GST to impact substantial investors
An increase in GST will have a significant impact on property investors with substantial portfolios.
Friday, June 4th 2010, 12:00AM 1 Comment
by Maddy Milicich
GST is set to rise from 12.5% to 15% and is considered the second biggest tax issue announced in the May 20 Budget to affect residential property investors.
A survey on Landlords.co.nz recorded depreciation as the tax change which will have the largest impact. In second place was GST changes. Just under a third of investors surveyed felt this would be the change to have the largest impact.
There are likely to be impacts on cash flow, particularly around the implementation stage, plus the increase may affect rents and house prices further down the track.
Rents will inevitably have to rise in order to compensate, simple as that, says Hamilton investor Robyn Masters.
"For our own livelihoods we need to increase rents, just like any retail shop would do," she says.
Masters believes GST is one of the biggest issues for investors to come out of the Budget.
"For property investors with multiple properties, GST increases are a huge deal. It may look like a small percentage increase, but if you add everything up per property, for example, rates, insurance, property management fees etc, and then times that by multiple properties, that's a huge increase.
"If it was just GST alone, without depreciation, it wouldn't be so bad. But the combined costs will be significant."
Negatively geared investors will be the worst hit, despite being able to pocket more income through personal tax cuts.

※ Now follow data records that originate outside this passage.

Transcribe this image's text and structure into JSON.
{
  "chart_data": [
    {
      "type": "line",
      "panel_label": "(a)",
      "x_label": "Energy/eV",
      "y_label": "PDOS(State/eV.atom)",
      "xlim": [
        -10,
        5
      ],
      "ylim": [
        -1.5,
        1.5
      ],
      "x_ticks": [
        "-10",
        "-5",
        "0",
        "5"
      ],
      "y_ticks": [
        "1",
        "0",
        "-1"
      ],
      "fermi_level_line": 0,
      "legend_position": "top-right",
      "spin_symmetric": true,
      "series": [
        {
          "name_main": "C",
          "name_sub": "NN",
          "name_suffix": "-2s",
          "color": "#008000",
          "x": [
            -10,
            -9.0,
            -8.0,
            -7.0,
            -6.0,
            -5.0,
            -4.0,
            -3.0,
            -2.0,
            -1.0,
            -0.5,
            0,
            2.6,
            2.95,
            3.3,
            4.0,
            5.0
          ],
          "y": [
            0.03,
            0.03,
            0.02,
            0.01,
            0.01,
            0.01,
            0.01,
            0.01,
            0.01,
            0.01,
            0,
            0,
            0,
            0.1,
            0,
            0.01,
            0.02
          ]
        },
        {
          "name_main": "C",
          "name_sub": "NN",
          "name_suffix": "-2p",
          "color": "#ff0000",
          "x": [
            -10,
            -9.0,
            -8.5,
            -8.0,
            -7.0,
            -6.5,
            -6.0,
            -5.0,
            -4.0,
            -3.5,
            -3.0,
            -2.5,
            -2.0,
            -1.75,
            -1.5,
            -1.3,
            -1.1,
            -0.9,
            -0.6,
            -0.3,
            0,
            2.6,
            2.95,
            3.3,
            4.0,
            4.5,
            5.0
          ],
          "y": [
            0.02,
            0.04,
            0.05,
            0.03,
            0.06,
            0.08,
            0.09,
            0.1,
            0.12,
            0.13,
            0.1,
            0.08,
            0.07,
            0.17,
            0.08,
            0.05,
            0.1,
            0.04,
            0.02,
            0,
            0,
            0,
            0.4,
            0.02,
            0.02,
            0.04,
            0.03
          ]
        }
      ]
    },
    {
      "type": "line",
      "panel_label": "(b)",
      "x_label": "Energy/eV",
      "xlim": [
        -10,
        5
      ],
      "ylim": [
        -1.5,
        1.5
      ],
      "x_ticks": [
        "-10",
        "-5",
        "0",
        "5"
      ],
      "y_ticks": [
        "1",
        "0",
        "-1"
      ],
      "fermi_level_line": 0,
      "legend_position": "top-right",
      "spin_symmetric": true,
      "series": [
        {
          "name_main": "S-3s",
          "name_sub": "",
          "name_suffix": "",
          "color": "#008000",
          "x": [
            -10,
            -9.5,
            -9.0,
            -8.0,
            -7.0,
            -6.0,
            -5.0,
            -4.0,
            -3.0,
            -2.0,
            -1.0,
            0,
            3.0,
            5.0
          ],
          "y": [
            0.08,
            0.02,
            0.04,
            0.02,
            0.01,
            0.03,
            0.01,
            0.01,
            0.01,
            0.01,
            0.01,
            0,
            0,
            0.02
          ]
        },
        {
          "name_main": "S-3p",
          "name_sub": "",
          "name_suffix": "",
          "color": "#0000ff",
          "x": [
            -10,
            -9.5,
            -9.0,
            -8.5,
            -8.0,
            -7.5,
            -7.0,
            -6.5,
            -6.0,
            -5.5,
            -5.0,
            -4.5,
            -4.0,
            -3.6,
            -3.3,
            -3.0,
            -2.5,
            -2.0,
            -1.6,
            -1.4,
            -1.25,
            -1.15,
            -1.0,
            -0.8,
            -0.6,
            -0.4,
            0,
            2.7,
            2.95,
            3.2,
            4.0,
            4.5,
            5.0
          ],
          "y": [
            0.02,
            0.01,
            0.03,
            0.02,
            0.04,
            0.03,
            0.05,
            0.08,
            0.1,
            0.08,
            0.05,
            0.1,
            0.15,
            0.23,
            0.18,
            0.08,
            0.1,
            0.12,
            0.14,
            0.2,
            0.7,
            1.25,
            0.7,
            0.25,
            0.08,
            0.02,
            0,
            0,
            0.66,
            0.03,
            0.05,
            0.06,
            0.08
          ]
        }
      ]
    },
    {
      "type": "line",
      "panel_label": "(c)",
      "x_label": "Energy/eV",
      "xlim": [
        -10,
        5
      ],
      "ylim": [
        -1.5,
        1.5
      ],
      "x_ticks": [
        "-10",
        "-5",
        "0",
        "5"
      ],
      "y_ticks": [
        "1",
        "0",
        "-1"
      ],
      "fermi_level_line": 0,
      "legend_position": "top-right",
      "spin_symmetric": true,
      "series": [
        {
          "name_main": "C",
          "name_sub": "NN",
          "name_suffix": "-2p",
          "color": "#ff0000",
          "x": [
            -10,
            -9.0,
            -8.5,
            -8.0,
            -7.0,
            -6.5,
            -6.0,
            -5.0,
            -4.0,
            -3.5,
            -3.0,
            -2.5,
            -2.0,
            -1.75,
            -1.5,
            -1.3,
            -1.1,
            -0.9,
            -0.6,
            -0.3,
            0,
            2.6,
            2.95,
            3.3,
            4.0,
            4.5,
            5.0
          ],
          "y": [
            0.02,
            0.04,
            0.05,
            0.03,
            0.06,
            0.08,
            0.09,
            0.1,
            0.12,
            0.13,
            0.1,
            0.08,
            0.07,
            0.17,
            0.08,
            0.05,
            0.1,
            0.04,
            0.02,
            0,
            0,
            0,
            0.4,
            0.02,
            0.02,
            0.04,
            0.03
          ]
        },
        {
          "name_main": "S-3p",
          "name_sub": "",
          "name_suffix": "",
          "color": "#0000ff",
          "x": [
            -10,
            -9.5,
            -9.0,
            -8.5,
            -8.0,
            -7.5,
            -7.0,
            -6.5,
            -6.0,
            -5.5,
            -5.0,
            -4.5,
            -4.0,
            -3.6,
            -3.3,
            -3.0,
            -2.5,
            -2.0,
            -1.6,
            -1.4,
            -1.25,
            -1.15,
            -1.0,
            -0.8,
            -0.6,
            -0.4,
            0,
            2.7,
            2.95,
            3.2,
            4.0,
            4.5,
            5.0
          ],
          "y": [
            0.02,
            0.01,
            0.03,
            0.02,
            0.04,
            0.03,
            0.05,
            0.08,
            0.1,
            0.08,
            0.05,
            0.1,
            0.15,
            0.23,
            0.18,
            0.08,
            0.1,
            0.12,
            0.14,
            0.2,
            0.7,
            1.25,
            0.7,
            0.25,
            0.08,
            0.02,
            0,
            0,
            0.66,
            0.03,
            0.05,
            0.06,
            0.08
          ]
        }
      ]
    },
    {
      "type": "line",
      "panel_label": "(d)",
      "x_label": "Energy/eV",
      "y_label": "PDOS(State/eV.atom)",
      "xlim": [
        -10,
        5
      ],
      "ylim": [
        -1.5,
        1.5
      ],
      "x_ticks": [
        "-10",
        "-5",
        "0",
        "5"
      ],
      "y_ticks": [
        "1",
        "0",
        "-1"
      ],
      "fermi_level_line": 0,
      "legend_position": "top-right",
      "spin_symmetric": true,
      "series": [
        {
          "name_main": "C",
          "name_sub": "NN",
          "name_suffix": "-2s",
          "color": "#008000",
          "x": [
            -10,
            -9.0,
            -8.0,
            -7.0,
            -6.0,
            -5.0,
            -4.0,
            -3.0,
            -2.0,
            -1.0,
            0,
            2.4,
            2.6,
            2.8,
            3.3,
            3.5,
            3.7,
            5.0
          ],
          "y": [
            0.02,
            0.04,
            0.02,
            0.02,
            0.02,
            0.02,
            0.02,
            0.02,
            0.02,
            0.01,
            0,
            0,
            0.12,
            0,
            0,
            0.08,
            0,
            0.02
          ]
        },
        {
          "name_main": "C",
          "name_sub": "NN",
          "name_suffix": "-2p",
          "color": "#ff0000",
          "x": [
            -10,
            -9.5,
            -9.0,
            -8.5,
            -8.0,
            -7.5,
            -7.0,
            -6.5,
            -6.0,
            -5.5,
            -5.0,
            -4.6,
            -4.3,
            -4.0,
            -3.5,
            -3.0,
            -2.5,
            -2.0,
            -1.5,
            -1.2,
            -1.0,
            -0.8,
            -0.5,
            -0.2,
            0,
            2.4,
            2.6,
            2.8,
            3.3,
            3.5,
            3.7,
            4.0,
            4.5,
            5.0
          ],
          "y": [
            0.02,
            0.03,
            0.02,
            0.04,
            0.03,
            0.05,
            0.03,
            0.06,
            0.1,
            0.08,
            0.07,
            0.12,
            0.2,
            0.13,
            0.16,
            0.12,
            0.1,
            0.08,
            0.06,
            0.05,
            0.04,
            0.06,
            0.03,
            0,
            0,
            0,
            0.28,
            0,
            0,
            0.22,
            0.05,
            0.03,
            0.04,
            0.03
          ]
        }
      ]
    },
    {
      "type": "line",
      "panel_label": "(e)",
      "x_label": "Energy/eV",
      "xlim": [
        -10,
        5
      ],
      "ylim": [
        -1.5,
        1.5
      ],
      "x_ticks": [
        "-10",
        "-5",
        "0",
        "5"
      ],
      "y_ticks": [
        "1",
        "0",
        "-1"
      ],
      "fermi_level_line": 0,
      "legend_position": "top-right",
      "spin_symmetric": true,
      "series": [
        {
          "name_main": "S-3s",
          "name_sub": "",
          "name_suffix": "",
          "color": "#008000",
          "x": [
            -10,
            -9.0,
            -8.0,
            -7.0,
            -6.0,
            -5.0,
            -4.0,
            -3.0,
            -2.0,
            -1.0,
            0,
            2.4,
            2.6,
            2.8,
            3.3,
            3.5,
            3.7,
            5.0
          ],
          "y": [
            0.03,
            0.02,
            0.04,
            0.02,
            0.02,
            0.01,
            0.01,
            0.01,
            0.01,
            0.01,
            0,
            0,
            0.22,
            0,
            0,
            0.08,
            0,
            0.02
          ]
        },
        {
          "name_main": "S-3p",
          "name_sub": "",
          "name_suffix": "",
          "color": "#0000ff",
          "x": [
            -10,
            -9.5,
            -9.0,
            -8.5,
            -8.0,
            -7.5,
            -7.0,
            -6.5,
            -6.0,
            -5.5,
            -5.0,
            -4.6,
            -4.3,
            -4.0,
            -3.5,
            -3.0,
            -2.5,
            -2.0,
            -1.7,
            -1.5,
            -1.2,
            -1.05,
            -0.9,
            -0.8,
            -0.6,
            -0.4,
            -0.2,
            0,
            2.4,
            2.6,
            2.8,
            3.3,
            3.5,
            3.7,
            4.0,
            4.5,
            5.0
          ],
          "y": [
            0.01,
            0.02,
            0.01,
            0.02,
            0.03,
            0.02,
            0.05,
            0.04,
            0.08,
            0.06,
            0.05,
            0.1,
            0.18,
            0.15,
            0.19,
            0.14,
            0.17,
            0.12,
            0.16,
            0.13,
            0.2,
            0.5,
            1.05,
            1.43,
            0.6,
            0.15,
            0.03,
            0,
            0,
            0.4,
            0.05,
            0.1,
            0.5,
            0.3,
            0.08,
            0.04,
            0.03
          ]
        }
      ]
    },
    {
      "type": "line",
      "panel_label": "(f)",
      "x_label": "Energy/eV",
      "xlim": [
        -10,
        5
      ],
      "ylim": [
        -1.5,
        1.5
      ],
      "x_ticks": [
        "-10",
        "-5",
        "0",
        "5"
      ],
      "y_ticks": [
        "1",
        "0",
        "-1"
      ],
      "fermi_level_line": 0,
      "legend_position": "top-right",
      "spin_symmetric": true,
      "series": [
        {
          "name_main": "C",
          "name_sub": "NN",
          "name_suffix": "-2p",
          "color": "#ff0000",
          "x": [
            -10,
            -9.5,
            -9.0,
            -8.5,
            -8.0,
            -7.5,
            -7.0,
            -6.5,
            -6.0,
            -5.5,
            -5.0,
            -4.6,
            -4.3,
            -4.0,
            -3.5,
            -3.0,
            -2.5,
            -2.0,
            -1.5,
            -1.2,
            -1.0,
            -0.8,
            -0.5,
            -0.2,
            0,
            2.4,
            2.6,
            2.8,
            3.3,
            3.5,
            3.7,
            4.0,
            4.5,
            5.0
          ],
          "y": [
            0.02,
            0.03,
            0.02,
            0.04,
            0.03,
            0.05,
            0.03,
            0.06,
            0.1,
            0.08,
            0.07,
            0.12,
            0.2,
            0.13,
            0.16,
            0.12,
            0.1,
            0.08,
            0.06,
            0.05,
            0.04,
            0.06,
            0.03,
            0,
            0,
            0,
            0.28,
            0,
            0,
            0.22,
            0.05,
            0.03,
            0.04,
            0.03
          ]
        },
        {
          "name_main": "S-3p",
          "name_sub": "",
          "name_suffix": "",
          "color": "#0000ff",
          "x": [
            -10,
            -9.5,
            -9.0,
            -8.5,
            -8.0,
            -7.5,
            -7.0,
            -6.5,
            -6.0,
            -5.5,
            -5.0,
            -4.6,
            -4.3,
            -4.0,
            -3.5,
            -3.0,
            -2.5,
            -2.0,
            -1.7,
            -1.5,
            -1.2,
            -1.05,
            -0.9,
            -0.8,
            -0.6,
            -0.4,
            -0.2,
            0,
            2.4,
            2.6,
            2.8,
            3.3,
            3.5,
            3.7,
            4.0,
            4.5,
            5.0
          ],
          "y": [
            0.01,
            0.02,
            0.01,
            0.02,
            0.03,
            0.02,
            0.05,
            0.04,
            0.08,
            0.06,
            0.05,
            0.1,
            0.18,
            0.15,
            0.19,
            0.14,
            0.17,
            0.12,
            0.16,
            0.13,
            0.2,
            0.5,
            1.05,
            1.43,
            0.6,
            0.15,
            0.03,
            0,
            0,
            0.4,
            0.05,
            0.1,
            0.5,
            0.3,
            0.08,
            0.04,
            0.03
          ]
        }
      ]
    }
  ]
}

In terms of the impact on house prices, Mike Shaw, tax partner at Deloitte believes the rise in GST will also put pressure on house prices to increase, as the cost to build increases.
"Property developers and spec builders will want to recover their extra costs, which will feed through to all house prices at some stage."
He says that will ultimately mean a higher cost of entry into the market and yet more pressure on rents to rise.
But he says it is hard to predict just how much rents and house prices will be affected, as there are many variables impacting on the market.